Negara maju, khususnya Eropa, sebenarnya sudah sejak lama mengembangkan
pendekatan negara kesejahteraan guna mengompensasi "para korban"
liberalisasi ekonomi. Namun, biayanya terlalu besar sehingga menimbulkan
gelembung fiskal yang rontok bersama krisis global tahun 2008 lalu.
Sementara itu,
Amerika Serikat, sebagai negara yang secara agresif menjalankan pendekatan
fundamentalisme pasar pada era 1980, tak kuasa menghadapi persaingan global.
Produk Amerika Serikat kalah bersaing dengan produk Meksiko dan negara
berkembang lainnya.
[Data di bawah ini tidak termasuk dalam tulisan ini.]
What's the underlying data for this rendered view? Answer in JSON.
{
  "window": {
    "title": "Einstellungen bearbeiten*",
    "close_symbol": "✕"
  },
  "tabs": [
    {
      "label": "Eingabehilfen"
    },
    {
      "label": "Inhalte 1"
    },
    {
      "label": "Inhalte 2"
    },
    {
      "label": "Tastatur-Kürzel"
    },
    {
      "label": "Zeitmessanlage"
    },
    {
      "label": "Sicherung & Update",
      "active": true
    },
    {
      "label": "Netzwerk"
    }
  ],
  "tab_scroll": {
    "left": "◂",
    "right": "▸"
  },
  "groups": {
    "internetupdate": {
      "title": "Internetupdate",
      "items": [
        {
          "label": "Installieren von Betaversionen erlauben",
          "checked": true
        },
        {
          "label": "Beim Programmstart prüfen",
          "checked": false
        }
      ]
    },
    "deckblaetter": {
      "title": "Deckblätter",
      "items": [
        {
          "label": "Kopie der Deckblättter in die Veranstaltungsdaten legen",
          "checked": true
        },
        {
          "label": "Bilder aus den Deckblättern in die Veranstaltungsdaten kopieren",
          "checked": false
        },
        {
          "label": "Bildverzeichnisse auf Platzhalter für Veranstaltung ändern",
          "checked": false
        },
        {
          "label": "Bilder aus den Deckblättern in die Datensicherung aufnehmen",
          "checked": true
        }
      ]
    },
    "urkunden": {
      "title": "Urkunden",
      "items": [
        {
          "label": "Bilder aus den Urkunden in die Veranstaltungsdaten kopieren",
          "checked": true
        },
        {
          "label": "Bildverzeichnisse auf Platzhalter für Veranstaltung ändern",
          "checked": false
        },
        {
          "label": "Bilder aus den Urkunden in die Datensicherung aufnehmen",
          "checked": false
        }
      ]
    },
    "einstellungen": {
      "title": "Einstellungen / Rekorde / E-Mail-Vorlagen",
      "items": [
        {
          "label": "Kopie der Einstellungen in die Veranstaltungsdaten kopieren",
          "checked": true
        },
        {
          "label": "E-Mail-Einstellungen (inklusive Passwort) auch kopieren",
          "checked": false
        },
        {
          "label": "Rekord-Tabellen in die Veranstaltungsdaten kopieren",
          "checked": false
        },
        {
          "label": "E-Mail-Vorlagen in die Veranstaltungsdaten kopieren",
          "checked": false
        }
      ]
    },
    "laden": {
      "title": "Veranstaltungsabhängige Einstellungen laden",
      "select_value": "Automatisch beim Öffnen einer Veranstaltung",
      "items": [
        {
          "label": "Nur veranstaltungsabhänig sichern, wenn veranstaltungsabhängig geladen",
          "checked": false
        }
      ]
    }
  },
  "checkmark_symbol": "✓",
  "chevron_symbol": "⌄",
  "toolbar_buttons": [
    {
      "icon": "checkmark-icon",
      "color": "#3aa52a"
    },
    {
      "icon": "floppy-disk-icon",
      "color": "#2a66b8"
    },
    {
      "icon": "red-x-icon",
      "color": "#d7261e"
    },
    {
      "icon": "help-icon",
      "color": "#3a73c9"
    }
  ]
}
Terlebih sejak China masuk dalam perdagangan dunia
sebagai anggota Organisasi Perdagangan Dunia (WTO) defisit neraca perdagangan
Amerika Serikat semakin membengkak. Sementara China terus mengalami surplus.
Dinamika
inilah yang kemudian meletupkan krisis global. Surplus China telah mengalir
kembali ke AS melalui pembelian surat berharga, yang terus dikeluarkan
pemerintah dalam rangka menutup defisit fiskal. Pada era itu, membanjirkan
likuiditas ke pasar keuangan Amerika Serikat dipahami secara congkak sebagai
kepercayaan negara lain pada perekonomian Amerika Serikat. Pasar derivatif
berkembang begitu pesat sebelum akhirnya meletus sebagai krisis 2008.
Pendekatan
ultra-liberal yang diambil oleh Amerika Serikat pada era 1980 harus dibayar
dengan bangkitnya paham ultra-nasionalis pada pemilu 2016 yang lalu. Terasa
benar, siklus pilihan kebijakan ekonomi berimplikasi langsung pada siklus
pilihan politik.
Revolusi digital
Menghadapi
kemandekan perekonomian di negara maju, segala upaya dilakukan, baik dari
sisi moneter maupun fiskal. Kebijakan
moneter non-konvensional diambil dengan cara menerbitkan surat utang
pemerintah guna membanjiri perekonomian dengan likuiditas sangat besar.
Kebijakan moneter ultra-longgar ini praktis dijalankan hampir semua bank
sentral negara maju. Namun, perekonomian tetap tak bergerak.
Karena itulah,
negara maju beralih pada peningkatan produktivitas perekonomian melalui
revolusi teknologi digital di hampir semua lini. Sejak krisis global, inovasi
justru semakin intensif di negara maju. Menurut catatan organisasi
negara-negara maju (Organisasi untuk Kerja Sama Ekonomi dan
Pembangunan/OECD), banyak negara justru meningkatkan budget untuk riset dan
pengembangan (R&D) pasca-krisis 2008. Di antaranya, Austria, Belgia, Denmark,
Finlandia, Perancis, Italia, Amerika Serikat, dan Rusia.
Mereka
menyadari betul, produktivitas perekonomian tidak lagi bisa didongkrak dengan
kebijakan fiskal dan moneter. Sebaliknya, diperlukan reformasi struktural
guna mengungkit produktivitas.
Di negara
maju, di mana infrastruktur fisik sudah relatif mapan, reformasi struktural
berarti menemukan sumber produktivitas yang lebih efektif. Dari situlah
revolusi digital sebagai basis dari revolusi industri terjadi. Berbagai
penemuan di bidang supercomputer, big data, internet of things terus terjadi.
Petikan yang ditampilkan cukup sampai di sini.